I was at the dentist last week. And last year, last decade, last millennium - I’m no dental spring chicken. As I laid there, tripping balls on nitrous oxide gas, I considered how remarkable the progress from my first to last visit was.
It must have been the early 80s when I first set foot in a dentist’s office as a child in Brazil. Not being the patient, I had a chance to peruse the instruments on display and observe how Dr. Lindomar used his bare hands to take apparatus out of the sterilisation oven that should've been hot enough to kill germs. I also remember vividly how my mother used to complain about the fillings falling off practically as soon as one left his office.

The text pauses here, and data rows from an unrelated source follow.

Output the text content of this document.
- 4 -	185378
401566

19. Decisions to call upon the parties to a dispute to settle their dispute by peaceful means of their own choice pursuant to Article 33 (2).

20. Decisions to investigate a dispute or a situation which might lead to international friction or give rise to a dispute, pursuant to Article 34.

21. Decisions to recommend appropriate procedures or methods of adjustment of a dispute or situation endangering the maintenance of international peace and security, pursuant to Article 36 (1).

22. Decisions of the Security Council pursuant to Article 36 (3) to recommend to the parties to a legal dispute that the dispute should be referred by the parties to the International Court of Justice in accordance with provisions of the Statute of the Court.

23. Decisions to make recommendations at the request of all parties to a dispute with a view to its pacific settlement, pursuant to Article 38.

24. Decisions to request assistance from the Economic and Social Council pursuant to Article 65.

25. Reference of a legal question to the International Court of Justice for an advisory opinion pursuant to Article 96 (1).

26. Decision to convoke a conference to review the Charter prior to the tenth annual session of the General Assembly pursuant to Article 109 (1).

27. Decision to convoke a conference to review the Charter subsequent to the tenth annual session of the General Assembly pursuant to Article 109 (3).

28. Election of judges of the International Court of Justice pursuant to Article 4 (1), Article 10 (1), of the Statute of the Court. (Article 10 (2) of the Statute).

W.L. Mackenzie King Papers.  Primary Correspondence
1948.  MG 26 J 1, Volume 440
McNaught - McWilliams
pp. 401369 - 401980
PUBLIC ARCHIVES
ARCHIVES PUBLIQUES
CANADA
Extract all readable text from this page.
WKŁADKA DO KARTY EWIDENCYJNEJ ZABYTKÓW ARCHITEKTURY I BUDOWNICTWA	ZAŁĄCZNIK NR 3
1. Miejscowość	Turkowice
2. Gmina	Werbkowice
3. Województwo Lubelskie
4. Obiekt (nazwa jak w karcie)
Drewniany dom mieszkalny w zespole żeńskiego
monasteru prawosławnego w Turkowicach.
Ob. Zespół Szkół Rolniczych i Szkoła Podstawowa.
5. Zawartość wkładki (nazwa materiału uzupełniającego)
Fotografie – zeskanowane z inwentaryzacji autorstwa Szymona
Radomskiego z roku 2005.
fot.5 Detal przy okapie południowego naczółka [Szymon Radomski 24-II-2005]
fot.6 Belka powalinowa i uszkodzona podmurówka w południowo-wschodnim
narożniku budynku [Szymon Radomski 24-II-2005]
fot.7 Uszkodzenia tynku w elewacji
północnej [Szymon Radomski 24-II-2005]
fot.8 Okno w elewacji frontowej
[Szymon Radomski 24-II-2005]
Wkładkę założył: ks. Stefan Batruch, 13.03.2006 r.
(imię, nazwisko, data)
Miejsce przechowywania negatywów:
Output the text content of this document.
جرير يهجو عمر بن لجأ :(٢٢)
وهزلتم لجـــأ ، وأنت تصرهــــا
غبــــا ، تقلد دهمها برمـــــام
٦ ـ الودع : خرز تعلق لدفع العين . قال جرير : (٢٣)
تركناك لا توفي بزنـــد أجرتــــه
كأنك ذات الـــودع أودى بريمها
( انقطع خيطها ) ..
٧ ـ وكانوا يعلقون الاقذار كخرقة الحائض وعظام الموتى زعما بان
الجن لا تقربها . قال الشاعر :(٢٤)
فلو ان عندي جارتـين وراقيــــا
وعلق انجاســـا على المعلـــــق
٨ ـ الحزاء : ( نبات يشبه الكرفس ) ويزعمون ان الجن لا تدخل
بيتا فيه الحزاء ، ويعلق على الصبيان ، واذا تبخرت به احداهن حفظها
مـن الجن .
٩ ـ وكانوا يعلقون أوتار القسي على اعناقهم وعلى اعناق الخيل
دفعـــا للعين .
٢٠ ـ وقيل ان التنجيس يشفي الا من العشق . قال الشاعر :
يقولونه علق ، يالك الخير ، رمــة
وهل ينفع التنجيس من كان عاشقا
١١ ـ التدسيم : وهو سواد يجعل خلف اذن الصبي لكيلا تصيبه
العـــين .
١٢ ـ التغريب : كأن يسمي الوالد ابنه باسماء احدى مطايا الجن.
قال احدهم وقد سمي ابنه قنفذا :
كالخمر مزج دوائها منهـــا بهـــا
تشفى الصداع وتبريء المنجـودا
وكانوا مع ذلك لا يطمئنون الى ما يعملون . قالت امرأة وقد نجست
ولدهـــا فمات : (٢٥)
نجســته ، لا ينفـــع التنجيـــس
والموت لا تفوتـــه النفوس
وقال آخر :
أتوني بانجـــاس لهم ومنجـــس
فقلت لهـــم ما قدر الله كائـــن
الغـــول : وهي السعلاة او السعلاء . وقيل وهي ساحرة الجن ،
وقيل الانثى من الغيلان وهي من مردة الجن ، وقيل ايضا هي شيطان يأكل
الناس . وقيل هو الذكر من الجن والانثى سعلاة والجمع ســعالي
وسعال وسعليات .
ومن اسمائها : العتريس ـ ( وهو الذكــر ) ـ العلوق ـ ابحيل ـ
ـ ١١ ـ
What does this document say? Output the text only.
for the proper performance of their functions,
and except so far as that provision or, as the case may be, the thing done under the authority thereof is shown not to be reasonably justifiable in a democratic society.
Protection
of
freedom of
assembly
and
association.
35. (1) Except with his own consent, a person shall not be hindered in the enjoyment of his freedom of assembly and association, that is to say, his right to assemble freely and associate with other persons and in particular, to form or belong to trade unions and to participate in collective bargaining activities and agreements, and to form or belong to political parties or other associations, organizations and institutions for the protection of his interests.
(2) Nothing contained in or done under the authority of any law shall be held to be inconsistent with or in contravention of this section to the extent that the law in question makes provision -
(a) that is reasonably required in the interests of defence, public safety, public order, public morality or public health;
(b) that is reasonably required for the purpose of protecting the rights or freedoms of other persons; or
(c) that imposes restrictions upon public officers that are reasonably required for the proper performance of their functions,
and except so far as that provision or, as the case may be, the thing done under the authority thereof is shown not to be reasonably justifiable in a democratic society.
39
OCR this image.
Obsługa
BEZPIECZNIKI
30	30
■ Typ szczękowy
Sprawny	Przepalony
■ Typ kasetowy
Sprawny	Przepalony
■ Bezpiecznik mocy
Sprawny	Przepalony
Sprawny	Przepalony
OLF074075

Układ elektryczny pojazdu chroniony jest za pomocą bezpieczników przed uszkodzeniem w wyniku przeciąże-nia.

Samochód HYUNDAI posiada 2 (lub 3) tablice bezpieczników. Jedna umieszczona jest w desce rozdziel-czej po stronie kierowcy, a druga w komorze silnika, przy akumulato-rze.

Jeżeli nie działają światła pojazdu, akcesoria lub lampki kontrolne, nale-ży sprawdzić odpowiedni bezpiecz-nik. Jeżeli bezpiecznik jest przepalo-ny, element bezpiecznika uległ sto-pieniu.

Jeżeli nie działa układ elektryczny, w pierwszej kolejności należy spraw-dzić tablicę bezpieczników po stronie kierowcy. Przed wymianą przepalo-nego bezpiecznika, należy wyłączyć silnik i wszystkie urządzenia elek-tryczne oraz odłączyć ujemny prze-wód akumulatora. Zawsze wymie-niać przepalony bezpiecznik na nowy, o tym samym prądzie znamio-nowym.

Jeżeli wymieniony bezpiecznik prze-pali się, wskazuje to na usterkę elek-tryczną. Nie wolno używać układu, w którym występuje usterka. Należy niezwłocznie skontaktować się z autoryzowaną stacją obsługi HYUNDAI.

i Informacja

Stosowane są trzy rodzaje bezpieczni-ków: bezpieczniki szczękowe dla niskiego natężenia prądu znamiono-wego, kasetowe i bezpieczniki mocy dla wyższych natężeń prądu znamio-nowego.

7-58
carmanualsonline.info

During that visit, before leaving, I was indulged by the good doctor as he gave me a glimpse into his profession. At the time I thought that some of the instruments on display didn’t look like something a dentist would need and he explained to me how a bad tooth could affect pretty much any part of your body. I was fascinated. Today I know for sure those weren’t dentist tools because in the next 30 years I did not see a single one of them again in the same setting.
Back to last week, laying down on an ergonomic dentist chair, I stared at a TV on the ceiling as the doctor explained the day’s procedure. The assistant gently - almost motherly - tapped my shoulder to distract me from the needle numbing my sinuses and instructed me to take deep breaths of N₂O to help me relax. There was no need for further relaxation - the gel applied to my gums had completely numbed the injection area and the needle was encased on a vibrating gadget, completely eliminating the notion that any pricking was going on.
The treatment went on for a little longer than an hour and, when I was told it would all be over in a few more minutes, I believe I felt a little sad. After leaving I rushed to the pharmacy and paid peanuts for painkillers that people would have given a hand for a century ago, then went to my office and put in a thoroughly enjoyable, even if below average, day’s work.
It’s really quite something to be forty in 2019. I have lived through the stone age of computers and experienced changing from dread to pleasure when visiting the dentist.